Il rapporto con lo stato...

P.S: Noi viviamo in maniera un po’ avversa i rapporti con l’ordine costituito ma questo fatto viene un po’ da lontano.

Il passato della Sardegna…

P.S: La destinzione è la ricerca della propia identità. Stiamo perdendo alcune cose che abbiamo ma che non sappiamo come valorizzare. Siamo attratti da cose che non riusciamo a gestire. Amiamo cose estetiche e che appaiono luccicanti ma non sappiamo comprendere i piccoli valori semplici. Questa è una storia sospesa nel tempo, non vuole essere la Sardegna di ieri ma una vicenda che va bene oggi come ieri, come domani. Mi andava di lavorare sull’animo umano e per poterlo fare al meglio dovevo lavorare su ciò che conoscevo meglio. Anche l’arma dei carabinieri rappresenta l’isitituzione e non solo i carabinieri. Un film sospeso nel tempo in cui tutte le parti in causa possono mettersi in gioco!

Come nasce un film in Sardegna?

P.S: Non so quanto senso abbia parlare di cinema sardo solo perché una serie di autori hanno realizzato alcuni film. Forse avrebbe più senso parlare di cinema italiano. Mi sembra troppo azzardato, io non me la sento. Va detto, però, che sulla scia di questa onda sono spuntati molti furbacchioni che hanno intuito la possibilità di una speculazione personale. Gente a cui non fregava nulla del cinema in Sardegna e che all’improvviso si è risvegliata con idee e propositi. Quando Tornatore vinse l’Oscar con Nuovo cinema Paradiso si parlò di cinema siciliano e poi di cinema Toscano, quando iniziarono a vedersi sfondi tipici di quella regione italiana. Nanni Loy, ad esempio, era sardo ma a lui non è mai stata data la possibilità di fare qualcosa sulla Sardegna. Oggi è diverso, la gente ci chiede: ‘E’ vero che in Sardenga si può fare un cinema sardo?’ Certo gli strumenti sono utili ma poi bisogna vedere come uno li usa.
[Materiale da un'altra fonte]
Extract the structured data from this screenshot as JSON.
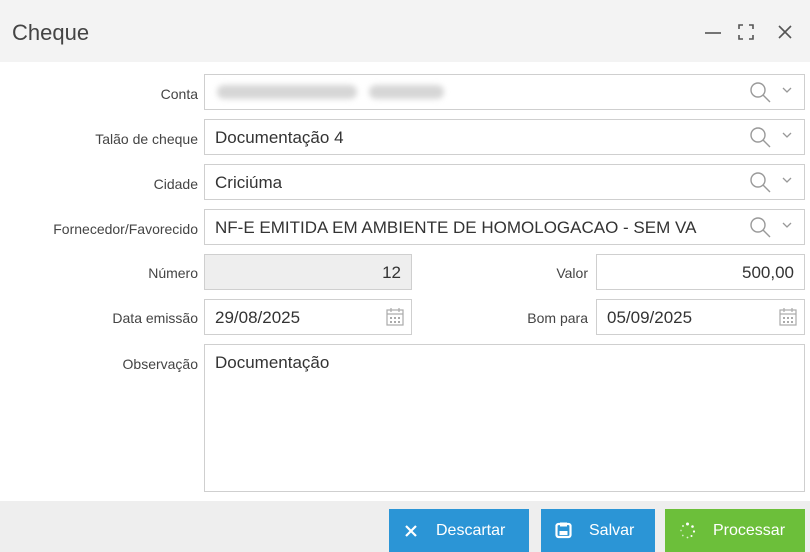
{
  "window": {
    "title": "Cheque",
    "minimize_icon": "minimize-icon",
    "maximize_icon": "maximize-icon",
    "close_icon": "close-icon"
  },
  "form": {
    "conta": {
      "label": "Conta",
      "value": ""
    },
    "talao": {
      "label": "Talão de cheque",
      "value": "Documentação 4"
    },
    "cidade": {
      "label": "Cidade",
      "value": "Criciúma"
    },
    "fornecedor": {
      "label": "Fornecedor/Favorecido",
      "value": "NF-E EMITIDA EM AMBIENTE DE HOMOLOGACAO - SEM VA"
    },
    "numero": {
      "label": "Número",
      "value": "12"
    },
    "valor": {
      "label": "Valor",
      "value": "500,00"
    },
    "data_emissao": {
      "label": "Data emissão",
      "value": "29/08/2025"
    },
    "bom_para": {
      "label": "Bom para",
      "value": "05/09/2025"
    },
    "observacao": {
      "label": "Observação",
      "value": "Documentação"
    }
  },
  "buttons": {
    "descartar": {
      "label": "Descartar",
      "color": "#2b95d6",
      "icon": "close-icon"
    },
    "salvar": {
      "label": "Salvar",
      "color": "#2b95d6",
      "icon": "save-icon"
    },
    "processar": {
      "label": "Processar",
      "color": "#6cbf3a",
      "icon": "spinner-icon"
    }
  }
}
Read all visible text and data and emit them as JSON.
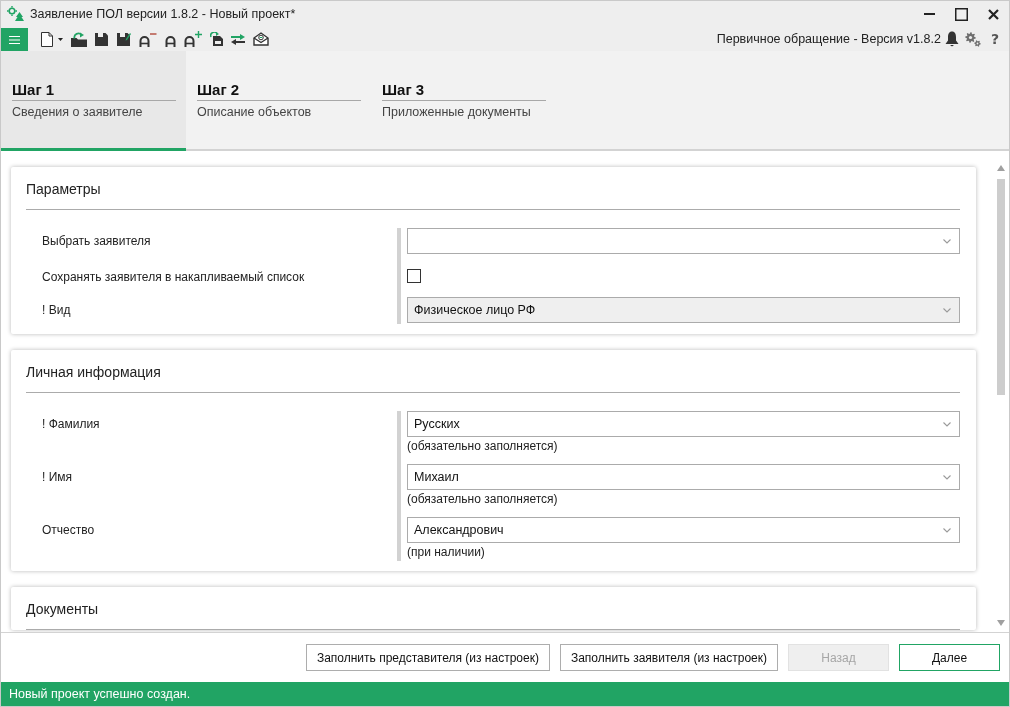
{
  "window": {
    "title": "Заявление ПОЛ версии 1.8.2 - Новый проект*"
  },
  "toolbar": {
    "mode_label": "Первичное обращение - Версия v1.8.2",
    "help": "?"
  },
  "steps": [
    {
      "title": "Шаг 1",
      "subtitle": "Сведения о заявителе",
      "selected": true
    },
    {
      "title": "Шаг 2",
      "subtitle": "Описание объектов",
      "selected": false
    },
    {
      "title": "Шаг 3",
      "subtitle": "Приложенные документы",
      "selected": false
    }
  ],
  "sections": [
    {
      "title": "Параметры",
      "fields": [
        {
          "kind": "combo",
          "label": "Выбрать заявителя"
        },
        {
          "kind": "checkbox",
          "label": "Сохранять заявителя в накапливаемый список",
          "checked": false
        },
        {
          "kind": "select",
          "label": "! Вид",
          "value": "Физическое лицо РФ"
        }
      ]
    },
    {
      "title": "Личная информация",
      "fields": [
        {
          "kind": "combo",
          "label": "! Фамилия",
          "value": "Русских",
          "hint": "(обязательно заполняется)"
        },
        {
          "kind": "combo",
          "label": "! Имя",
          "value": "Михаил",
          "hint": "(обязательно заполняется)"
        },
        {
          "kind": "combo",
          "label": "Отчество",
          "value": "Александрович",
          "hint": "(при наличии)"
        }
      ]
    },
    {
      "title": "Документы"
    }
  ],
  "buttons": [
    {
      "label": "Заполнить представителя (из настроек)",
      "kind": "default",
      "disabled": false
    },
    {
      "label": "Заполнить заявителя (из настроек)",
      "kind": "default",
      "disabled": false
    },
    {
      "label": "Назад",
      "kind": "nav",
      "disabled": true
    },
    {
      "label": "Далее",
      "kind": "primary",
      "disabled": false
    }
  ],
  "status_bar": {
    "text": "Новый проект успешно создан."
  }
}
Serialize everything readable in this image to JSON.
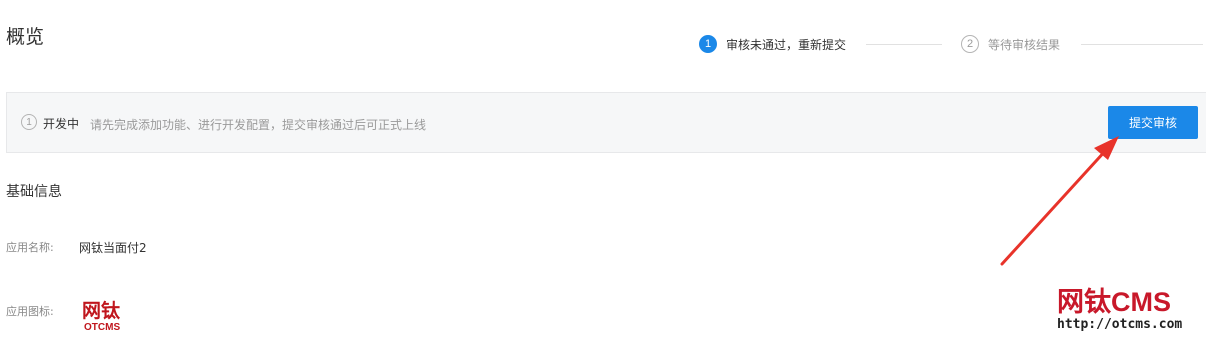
{
  "page": {
    "title": "概览"
  },
  "steps": [
    {
      "number": "1",
      "label": "审核未通过，重新提交",
      "state": "active"
    },
    {
      "number": "2",
      "label": "等待审核结果",
      "state": "pending"
    }
  ],
  "status": {
    "icon_number": "1",
    "label": "开发中",
    "description": "请先完成添加功能、进行开发配置，提交审核通过后可正式上线",
    "submit_label": "提交审核"
  },
  "basic_info": {
    "title": "基础信息",
    "app_name_label": "应用名称:",
    "app_name_value": "网钛当面付2",
    "app_icon_label": "应用图标:",
    "app_icon_text_cn": "网钛",
    "app_icon_text_en": "OTCMS"
  },
  "watermark": {
    "title": "网钛CMS",
    "url": "http://otcms.com"
  },
  "colors": {
    "accent": "#1b88e8",
    "arrow": "#e8332a",
    "brand_red": "#c8182a"
  }
}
So che da poco è stata creata una legge ma credo che non esistano i presupposti per applicarla nel modo opportuno.

Cioè?

P.S: Senza intrallazzi, raccomandazioni, con molta trasparenza. Ci vorrebbe una commissione valida che di fronte ai progetti potesse chiedersi con serenità a che cosa servirebbe un progetto piuttosto che un altro. ‘Sarebbe qualcosa di buono per tanti oppure stiamo facendo un favore a qualcuno?’
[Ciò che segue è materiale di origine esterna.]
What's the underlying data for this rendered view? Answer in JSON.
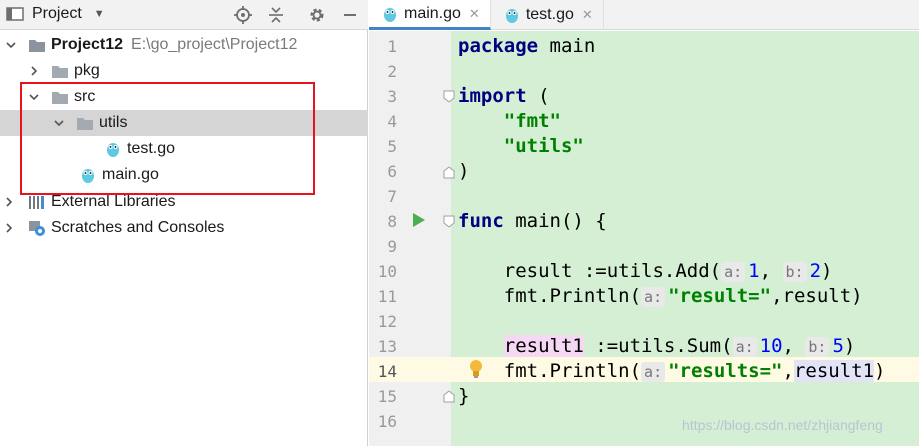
{
  "project_panel": {
    "title": "Project",
    "header_icons": [
      "crosshair-icon",
      "collapse-icon",
      "gear-icon",
      "minimize-icon"
    ]
  },
  "tree": [
    {
      "id": "project12",
      "label": "Project12",
      "path": "E:\\go_project\\Project12",
      "expanded": true,
      "icon": "project-folder-icon"
    },
    {
      "id": "pkg",
      "label": "pkg",
      "expanded": false,
      "icon": "folder-icon"
    },
    {
      "id": "src",
      "label": "src",
      "expanded": true,
      "icon": "folder-icon"
    },
    {
      "id": "utils",
      "label": "utils",
      "expanded": true,
      "icon": "folder-icon",
      "selected": true
    },
    {
      "id": "test-go",
      "label": "test.go",
      "icon": "go-file-icon"
    },
    {
      "id": "main-go",
      "label": "main.go",
      "icon": "go-file-icon"
    },
    {
      "id": "external-libraries",
      "label": "External Libraries",
      "expanded": false,
      "icon": "library-icon"
    },
    {
      "id": "scratches",
      "label": "Scratches and Consoles",
      "expanded": false,
      "icon": "scratches-icon"
    }
  ],
  "tabs": [
    {
      "label": "main.go",
      "active": true
    },
    {
      "label": "test.go",
      "active": false
    }
  ],
  "code": {
    "line_numbers": [
      "1",
      "2",
      "3",
      "4",
      "5",
      "6",
      "7",
      "8",
      "9",
      "10",
      "11",
      "12",
      "13",
      "14",
      "15",
      "16"
    ],
    "current_line": "14",
    "l1": {
      "kw": "package",
      "rest": " main"
    },
    "l3": {
      "kw": "import",
      "rest": " ("
    },
    "l4": {
      "str": "\"fmt\""
    },
    "l5": {
      "str": "\"utils\""
    },
    "l6": {
      "rest": ")"
    },
    "l8": {
      "kw": "func",
      "rest": " main() {"
    },
    "l10": {
      "pre": "result :=utils.Add(",
      "hint_a": "a:",
      "arg_a": "1",
      "sep": ", ",
      "hint_b": "b:",
      "arg_b": "2",
      "post": ")"
    },
    "l11": {
      "pre": "fmt.Println(",
      "hint_a": "a:",
      "str": "\"result=\"",
      "post": ",result)"
    },
    "l13": {
      "var": "result1",
      "pre": " :=utils.Sum(",
      "hint_a": "a:",
      "arg_a": "10",
      "sep": ", ",
      "hint_b": "b:",
      "arg_b": "5",
      "post": ")"
    },
    "l14": {
      "pre": "fmt.Println(",
      "hint_a": "a:",
      "str": "\"results=\"",
      "sep": ",",
      "var": "result1",
      "post": ")"
    },
    "l15": {
      "rest": "}"
    }
  },
  "watermark": "https://blog.csdn.net/zhjiangfeng",
  "colors": {
    "code_background": "#d4efd4",
    "keyword": "#000080",
    "string": "#008000",
    "number": "#0000ff",
    "selection_box": "#e8121c"
  }
}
Come è nato La destinazione?

P.S: Anche se non ho mai pensato di fare del cinema, il cinema mi è sempre piaciuto. Negli anni ’70 ho cercato di imparare ad usare la cinepresa ed ho frequentato una scuola di Cinema di Ermanno Olmi. La macchina da presa mi è piaciuta molto e così ho iniziato a raccontare piccole storie e a girare qualche documentario. Ho avuto la grandissima fortuna di conoscere Ermanno non solo come regista ma soprattutto come uomo. Lui è stato un grande insegnamento, un grande punto di riferimento per me. Morale, spirituale, culturale. Un grande esempio di correttezza. Parlando con lui di cinema, gli ho chiesto di poter andare a seguire qualche volta il set del suo film. La Destinazione è nato un po’ per caso e non in Sardegna. Nasce dalla mia espierienza di vita e del mio mestiere che mi ha dato modo di incontrare il disagio ambientale e sociale dei giovani. Poi mi era più semplice ambientarlo in Sardegna. Ho lavorato in maniera molto libera. Ci ho messo tre anni per girarlo, in tutti i momenti liberi che avevo dal lavoro, ferie comprese. Me lo sono montato addirittura in caserma.
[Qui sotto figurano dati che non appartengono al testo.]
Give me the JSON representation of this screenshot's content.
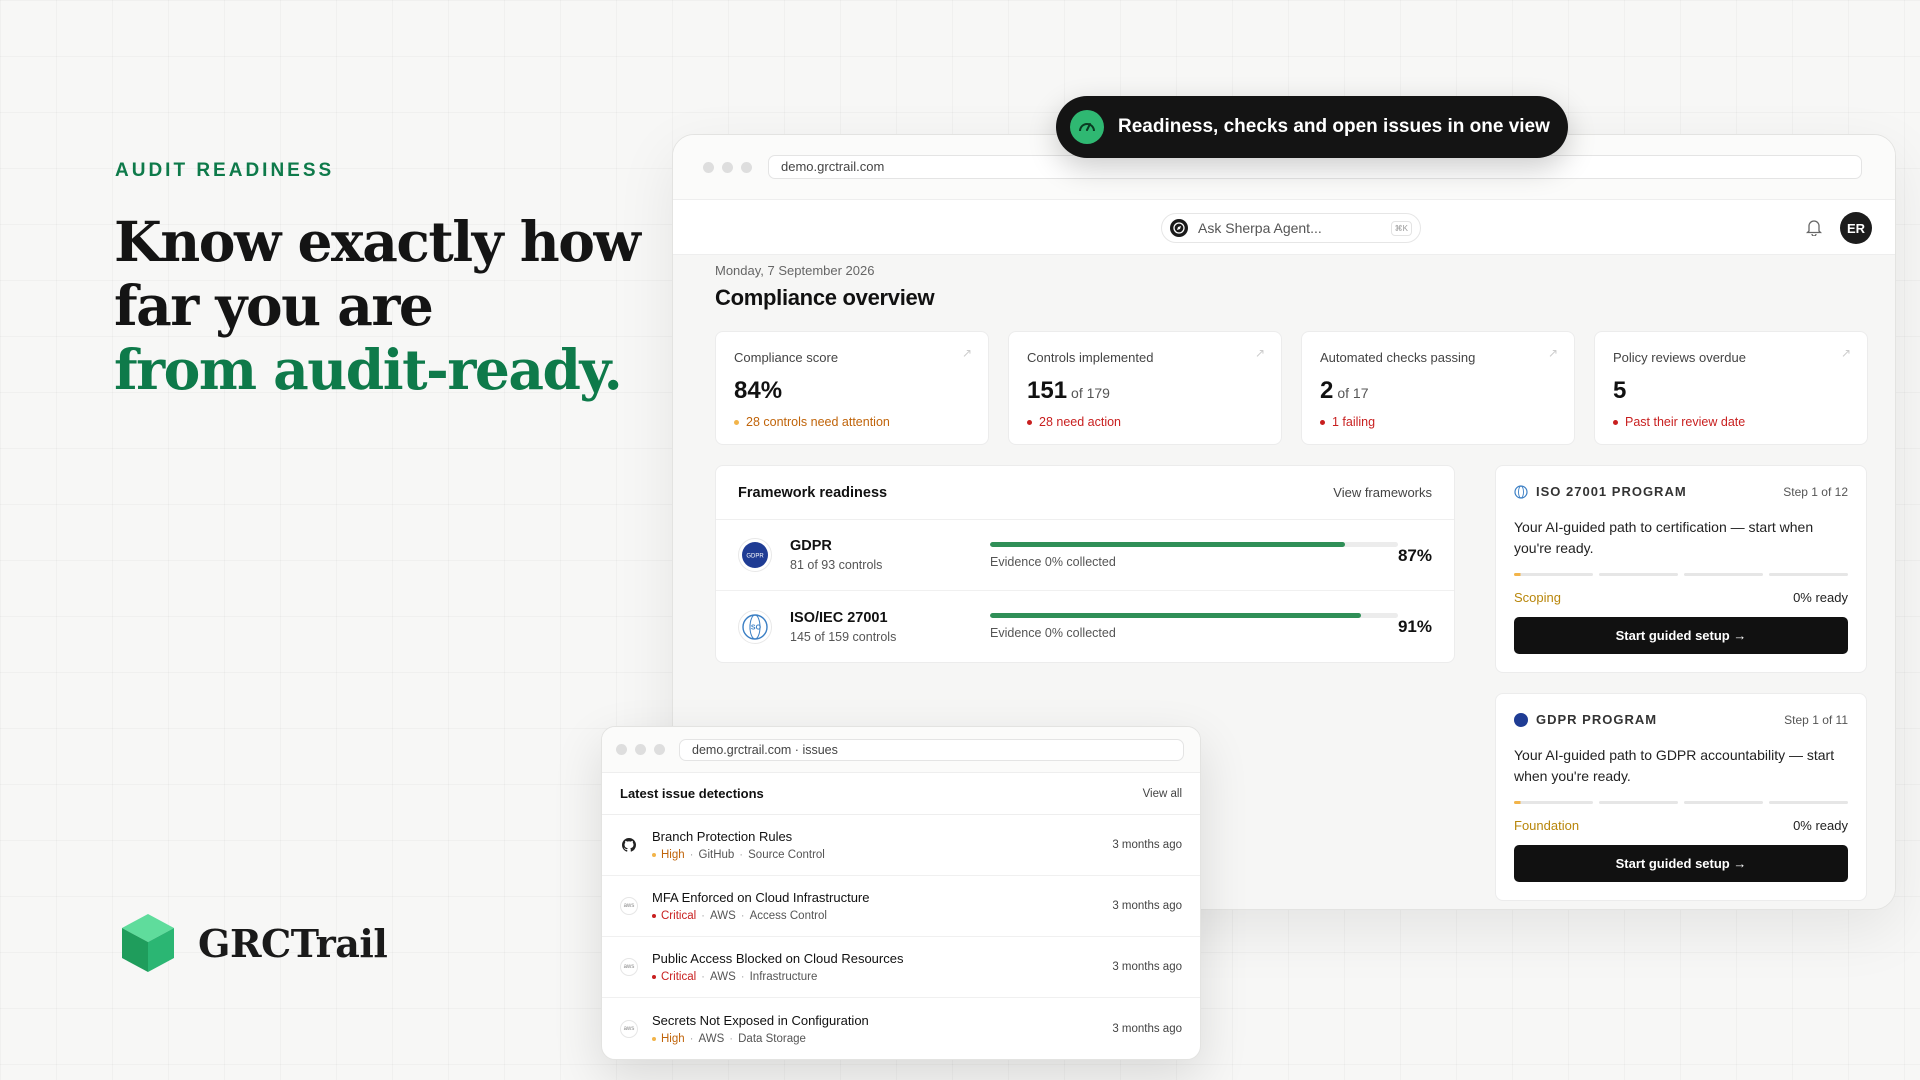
{
  "hero": {
    "eyebrow": "AUDIT READINESS",
    "line1": "Know exactly how",
    "line2": "far you are",
    "line3": "from audit-ready."
  },
  "brand": {
    "name": "GRCTrail",
    "icon": "green-cube-icon",
    "color": "#2bb673"
  },
  "pill": {
    "text": "Readiness, checks and open issues in one view",
    "icon": "gauge-icon"
  },
  "browser": {
    "url": "demo.grctrail.com"
  },
  "app": {
    "search_placeholder": "Ask Sherpa Agent...",
    "shortcut": "⌘K",
    "avatar": "ER",
    "date": "Monday, 7 September 2026",
    "title": "Compliance overview"
  },
  "stats": [
    {
      "label": "Compliance score",
      "value": "84%",
      "of": "",
      "sub": "28 controls need attention",
      "tone": "amber"
    },
    {
      "label": "Controls implemented",
      "value": "151",
      "of": "of 179",
      "sub": "28 need action",
      "tone": "red"
    },
    {
      "label": "Automated checks passing",
      "value": "2",
      "of": "of 17",
      "sub": "1 failing",
      "tone": "red"
    },
    {
      "label": "Policy reviews overdue",
      "value": "5",
      "of": "",
      "sub": "Past their review date",
      "tone": "red"
    }
  ],
  "frameworks": {
    "title": "Framework readiness",
    "link": "View frameworks",
    "items": [
      {
        "name": "GDPR",
        "controls": "81 of 93 controls",
        "evidence": "Evidence 0% collected",
        "pct": "87%",
        "progress": 0.87
      },
      {
        "name": "ISO/IEC 27001",
        "controls": "145 of 159 controls",
        "evidence": "Evidence 0% collected",
        "pct": "91%",
        "progress": 0.91
      }
    ]
  },
  "programs": [
    {
      "title": "ISO 27001 PROGRAM",
      "step": "Step 1 of 12",
      "desc": "Your AI-guided path to certification — start when you're ready.",
      "phase": "Scoping",
      "ready": "0% ready",
      "button": "Start guided setup →"
    },
    {
      "title": "GDPR PROGRAM",
      "step": "Step 1 of 11",
      "desc": "Your AI-guided path to GDPR accountability — start when you're ready.",
      "phase": "Foundation",
      "ready": "0% ready",
      "button": "Start guided setup →"
    }
  ],
  "issues": {
    "url": "demo.grctrail.com · issues",
    "title": "Latest issue detections",
    "link": "View all",
    "items": [
      {
        "name": "Branch Protection Rules",
        "severity": "High",
        "source": "GitHub",
        "category": "Source Control",
        "time": "3 months ago",
        "icon": "github-icon"
      },
      {
        "name": "MFA Enforced on Cloud Infrastructure",
        "severity": "Critical",
        "source": "AWS",
        "category": "Access Control",
        "time": "3 months ago",
        "icon": "aws-icon"
      },
      {
        "name": "Public Access Blocked on Cloud Resources",
        "severity": "Critical",
        "source": "AWS",
        "category": "Infrastructure",
        "time": "3 months ago",
        "icon": "aws-icon"
      },
      {
        "name": "Secrets Not Exposed in Configuration",
        "severity": "High",
        "source": "AWS",
        "category": "Data Storage",
        "time": "3 months ago",
        "icon": "aws-icon"
      }
    ]
  },
  "colors": {
    "accent_green": "#0e7a4a",
    "progress_green": "#2f8f57",
    "amber": "#c0640a",
    "red": "#c81f1f"
  }
}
Il film è stato accolto con grande favore…

P.S: Non me lo sarei aspettato. Quando hanno annuciato la presenza del regista mi sono sentito anche male perchè sono solo un carabieniere che ha fatto un film e non un regista. Non ero per nulla cosciente del lavoro fatto ma ho iniziato un po’ a ricredermi quando ho avuto riscontri favorevoli da critici come Maurizio Porro e Maria Pia Fusco.